ML Pipeline Template
ID: ml-pipeline
A reproducible machine learning project template. Includes a structured source layout for data loading, feature engineering, model training, and evaluation. MLflow tracks experiments automatically. Jupyter Lab is available for exploration.
What's Included
my-ml-pipeline/
requirements.txt # Python dependencies
README.md # Project-specific setup guide
.gitignore
Makefile # Convenience commands for common tasks
setup.py # Package installation for src/
config/
config.yaml # Experiment and path configuration
data/
.gitkeep # Placeholder; add your datasets here
models/
.gitkeep # Placeholder; trained models are saved here
notebooks/
01_explore.ipynb # Starter exploration notebook
src/
__init__.py
data/
loader.py # Data loading utilities
features/
pipeline.py # Feature engineering pipeline
models/
train.py # Model training script
evaluate.py # Model evaluation script
tests/
__init__.py
test_pipeline.py # Pipeline unit testsStack
| Layer | Technology | Version |
|---|---|---|
| Language | Python | 3.11+ |
| Notebooks | Jupyter Lab | Latest |
| Experiment tracking | MLflow | Latest |
| ML library | scikit-learn | Latest |
| Data manipulation | pandas | Latest |
| Container | Docker | Any |
Usage
Scaffold a new ML pipeline project:
npx forgekit-cli new my-ml-pipeline --template ml-pipelineOr run the interactive wizard:
npx forgekit-cli newSetup
cd my-ml-pipeline
pip install -r requirements.txt
pip install -e . # Install src/ as a local packageMake Commands
The template includes a Makefile with common commands:
| Command | Description |
|---|---|
make train | Run the model training script |
make evaluate | Run the model evaluation script |
make notebook | Start Jupyter Lab |
make test | Run the test suite |
make clean | Remove compiled files and cached artifacts |
Example:
make trainMLflow Experiment Tracking
MLflow is configured automatically.
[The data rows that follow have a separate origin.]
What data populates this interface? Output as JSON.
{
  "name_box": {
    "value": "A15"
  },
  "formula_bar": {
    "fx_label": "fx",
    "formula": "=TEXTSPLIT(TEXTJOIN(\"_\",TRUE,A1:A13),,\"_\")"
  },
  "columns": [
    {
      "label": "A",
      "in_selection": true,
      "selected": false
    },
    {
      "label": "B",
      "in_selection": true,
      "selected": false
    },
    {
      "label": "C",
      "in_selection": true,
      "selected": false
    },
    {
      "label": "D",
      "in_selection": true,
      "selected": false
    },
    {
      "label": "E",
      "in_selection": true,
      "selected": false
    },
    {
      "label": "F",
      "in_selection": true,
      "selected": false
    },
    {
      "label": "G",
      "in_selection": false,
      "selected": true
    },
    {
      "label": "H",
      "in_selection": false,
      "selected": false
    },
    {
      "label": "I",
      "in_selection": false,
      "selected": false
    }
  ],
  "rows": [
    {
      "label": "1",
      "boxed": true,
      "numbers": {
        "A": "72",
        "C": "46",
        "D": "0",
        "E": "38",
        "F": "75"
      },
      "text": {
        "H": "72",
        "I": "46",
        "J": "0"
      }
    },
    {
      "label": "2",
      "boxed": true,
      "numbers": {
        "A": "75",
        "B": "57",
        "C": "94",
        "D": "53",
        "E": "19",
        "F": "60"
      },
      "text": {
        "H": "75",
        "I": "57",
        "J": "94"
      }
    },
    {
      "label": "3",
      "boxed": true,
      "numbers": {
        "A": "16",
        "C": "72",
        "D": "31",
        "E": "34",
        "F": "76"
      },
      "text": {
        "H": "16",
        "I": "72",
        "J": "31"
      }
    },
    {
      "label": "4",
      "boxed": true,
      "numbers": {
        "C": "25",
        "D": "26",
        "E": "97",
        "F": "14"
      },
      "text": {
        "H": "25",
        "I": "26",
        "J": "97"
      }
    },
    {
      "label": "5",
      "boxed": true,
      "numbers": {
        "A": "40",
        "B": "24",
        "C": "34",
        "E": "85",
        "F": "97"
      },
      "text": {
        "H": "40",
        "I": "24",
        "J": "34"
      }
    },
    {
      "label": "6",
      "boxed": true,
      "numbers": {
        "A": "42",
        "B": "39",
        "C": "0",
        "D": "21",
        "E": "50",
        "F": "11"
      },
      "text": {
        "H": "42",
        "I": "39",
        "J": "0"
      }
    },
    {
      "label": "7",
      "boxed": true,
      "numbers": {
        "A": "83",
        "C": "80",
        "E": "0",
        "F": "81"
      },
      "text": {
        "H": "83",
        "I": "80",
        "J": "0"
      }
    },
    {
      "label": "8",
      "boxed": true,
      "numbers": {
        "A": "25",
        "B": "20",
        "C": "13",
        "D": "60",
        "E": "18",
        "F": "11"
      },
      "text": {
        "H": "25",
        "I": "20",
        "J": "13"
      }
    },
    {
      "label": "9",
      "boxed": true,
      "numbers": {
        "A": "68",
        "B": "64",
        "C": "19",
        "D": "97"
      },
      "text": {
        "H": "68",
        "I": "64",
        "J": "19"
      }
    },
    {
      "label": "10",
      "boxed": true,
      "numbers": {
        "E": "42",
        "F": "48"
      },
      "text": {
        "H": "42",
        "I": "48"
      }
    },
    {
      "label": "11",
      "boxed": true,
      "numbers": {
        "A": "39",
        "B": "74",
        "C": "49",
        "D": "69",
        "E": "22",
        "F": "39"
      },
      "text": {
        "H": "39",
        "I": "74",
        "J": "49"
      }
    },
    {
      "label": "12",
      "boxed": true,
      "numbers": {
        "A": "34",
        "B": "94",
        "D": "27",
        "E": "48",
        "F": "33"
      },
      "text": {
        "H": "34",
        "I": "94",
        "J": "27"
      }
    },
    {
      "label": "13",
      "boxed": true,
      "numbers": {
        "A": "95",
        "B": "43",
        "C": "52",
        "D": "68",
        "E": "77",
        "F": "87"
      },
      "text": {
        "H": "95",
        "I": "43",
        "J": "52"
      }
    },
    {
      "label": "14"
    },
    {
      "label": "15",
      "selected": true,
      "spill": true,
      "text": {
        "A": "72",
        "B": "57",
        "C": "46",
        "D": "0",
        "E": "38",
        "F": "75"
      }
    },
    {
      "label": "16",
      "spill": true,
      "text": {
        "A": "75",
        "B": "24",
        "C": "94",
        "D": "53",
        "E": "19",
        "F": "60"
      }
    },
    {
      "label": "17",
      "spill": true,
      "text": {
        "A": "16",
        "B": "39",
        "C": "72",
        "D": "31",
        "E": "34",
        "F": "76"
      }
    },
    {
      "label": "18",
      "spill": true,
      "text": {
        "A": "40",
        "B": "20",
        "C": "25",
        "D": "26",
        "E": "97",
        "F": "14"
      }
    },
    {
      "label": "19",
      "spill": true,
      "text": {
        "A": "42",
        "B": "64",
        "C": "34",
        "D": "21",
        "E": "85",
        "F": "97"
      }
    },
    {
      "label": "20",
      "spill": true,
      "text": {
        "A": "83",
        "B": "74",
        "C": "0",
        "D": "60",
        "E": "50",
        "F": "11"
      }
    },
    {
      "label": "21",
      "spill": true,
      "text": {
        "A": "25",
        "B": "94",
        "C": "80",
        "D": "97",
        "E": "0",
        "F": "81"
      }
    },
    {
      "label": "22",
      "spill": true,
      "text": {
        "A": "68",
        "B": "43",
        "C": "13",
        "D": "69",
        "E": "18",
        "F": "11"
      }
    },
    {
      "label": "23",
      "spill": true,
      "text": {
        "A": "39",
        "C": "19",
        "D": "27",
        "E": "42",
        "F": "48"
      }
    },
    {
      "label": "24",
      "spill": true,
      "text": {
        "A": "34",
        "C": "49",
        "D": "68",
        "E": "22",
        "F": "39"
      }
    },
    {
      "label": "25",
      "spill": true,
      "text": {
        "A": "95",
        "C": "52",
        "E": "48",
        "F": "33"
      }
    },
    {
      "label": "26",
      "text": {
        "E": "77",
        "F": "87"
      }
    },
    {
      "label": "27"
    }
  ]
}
Every training run logs parameters, metrics, and artifacts.
Start the MLflow UI to view your experiment history:
mlflow uiOpen http://localhost:5000 in your browser.
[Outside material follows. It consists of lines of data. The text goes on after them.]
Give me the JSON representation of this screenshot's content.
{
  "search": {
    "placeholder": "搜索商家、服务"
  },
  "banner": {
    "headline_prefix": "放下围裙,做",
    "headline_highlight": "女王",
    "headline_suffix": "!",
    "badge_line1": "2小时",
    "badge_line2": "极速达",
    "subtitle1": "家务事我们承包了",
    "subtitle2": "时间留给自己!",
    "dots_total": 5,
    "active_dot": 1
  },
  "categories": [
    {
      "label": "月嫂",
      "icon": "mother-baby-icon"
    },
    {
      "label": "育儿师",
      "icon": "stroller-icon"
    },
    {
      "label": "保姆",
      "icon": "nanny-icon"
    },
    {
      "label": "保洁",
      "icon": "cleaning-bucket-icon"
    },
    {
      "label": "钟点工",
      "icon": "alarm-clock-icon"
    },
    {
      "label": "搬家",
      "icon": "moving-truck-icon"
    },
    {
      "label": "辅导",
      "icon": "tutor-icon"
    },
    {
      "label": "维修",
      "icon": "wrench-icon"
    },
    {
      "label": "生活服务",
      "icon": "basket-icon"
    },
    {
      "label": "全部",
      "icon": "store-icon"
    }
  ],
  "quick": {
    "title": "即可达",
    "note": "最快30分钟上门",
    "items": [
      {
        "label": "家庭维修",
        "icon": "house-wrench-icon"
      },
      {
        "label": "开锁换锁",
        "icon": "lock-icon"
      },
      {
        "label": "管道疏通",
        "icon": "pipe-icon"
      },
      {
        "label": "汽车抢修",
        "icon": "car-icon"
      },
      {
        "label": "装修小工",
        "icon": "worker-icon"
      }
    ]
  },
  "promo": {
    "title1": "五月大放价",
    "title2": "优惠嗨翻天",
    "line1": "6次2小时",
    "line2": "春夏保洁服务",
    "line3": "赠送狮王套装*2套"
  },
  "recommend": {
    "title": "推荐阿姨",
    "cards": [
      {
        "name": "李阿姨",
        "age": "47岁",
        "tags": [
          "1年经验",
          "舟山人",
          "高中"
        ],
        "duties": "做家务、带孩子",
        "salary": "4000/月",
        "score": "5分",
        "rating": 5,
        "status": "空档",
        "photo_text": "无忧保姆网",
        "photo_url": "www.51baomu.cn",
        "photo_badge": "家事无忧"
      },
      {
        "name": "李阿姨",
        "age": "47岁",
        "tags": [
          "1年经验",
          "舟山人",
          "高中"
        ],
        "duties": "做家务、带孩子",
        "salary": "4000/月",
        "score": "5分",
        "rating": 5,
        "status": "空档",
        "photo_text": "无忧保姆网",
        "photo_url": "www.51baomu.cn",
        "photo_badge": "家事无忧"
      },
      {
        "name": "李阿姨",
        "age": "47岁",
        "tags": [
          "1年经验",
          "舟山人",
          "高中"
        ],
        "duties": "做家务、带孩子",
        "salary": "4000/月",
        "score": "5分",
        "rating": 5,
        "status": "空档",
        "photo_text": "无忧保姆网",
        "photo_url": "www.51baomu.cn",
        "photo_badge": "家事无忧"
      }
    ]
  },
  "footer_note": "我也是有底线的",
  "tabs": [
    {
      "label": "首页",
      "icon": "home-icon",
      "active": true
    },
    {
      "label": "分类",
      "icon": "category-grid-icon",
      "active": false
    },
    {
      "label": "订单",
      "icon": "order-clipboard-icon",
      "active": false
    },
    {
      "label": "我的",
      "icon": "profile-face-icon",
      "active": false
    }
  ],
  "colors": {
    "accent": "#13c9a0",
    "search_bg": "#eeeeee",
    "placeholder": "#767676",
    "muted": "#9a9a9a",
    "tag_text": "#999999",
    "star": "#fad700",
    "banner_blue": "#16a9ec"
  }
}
Runs are stored in the mlruns/ directory by default. To use a remote MLflow tracking server, set the MLFLOW_TRACKING_URI environment variable:
export MLFLOW_TRACKING_URI=http://your-mlflow-server:5000
make trainConfiguration
Edit config/config.yaml to adjust experiment parameters, data paths, and model hyperparameters without touching source code:
data:
path: data/raw/dataset.csv
test_size: 0.2
model:
n_estimators: 100
max_depth: 5
random_state: 42
mlflow:
experiment_name: my-ml-pipelineCustomization Tips
Swap the model: Replace the scikit-learn estimator in src/models/train.py with any scikit-learn compatible model. XGBoost, LightGBM, and similar libraries work without other changes.
Add deep learning: Add torch or tensorflow to requirements.txt. Create a new trainer class in src/models/ following the same interface as the existing trainer.
Connect to cloud storage: Update src/data/loader.py to read from S3 or GCS using boto3 or google-cloud-storage. Store the bucket name in config/config.yaml.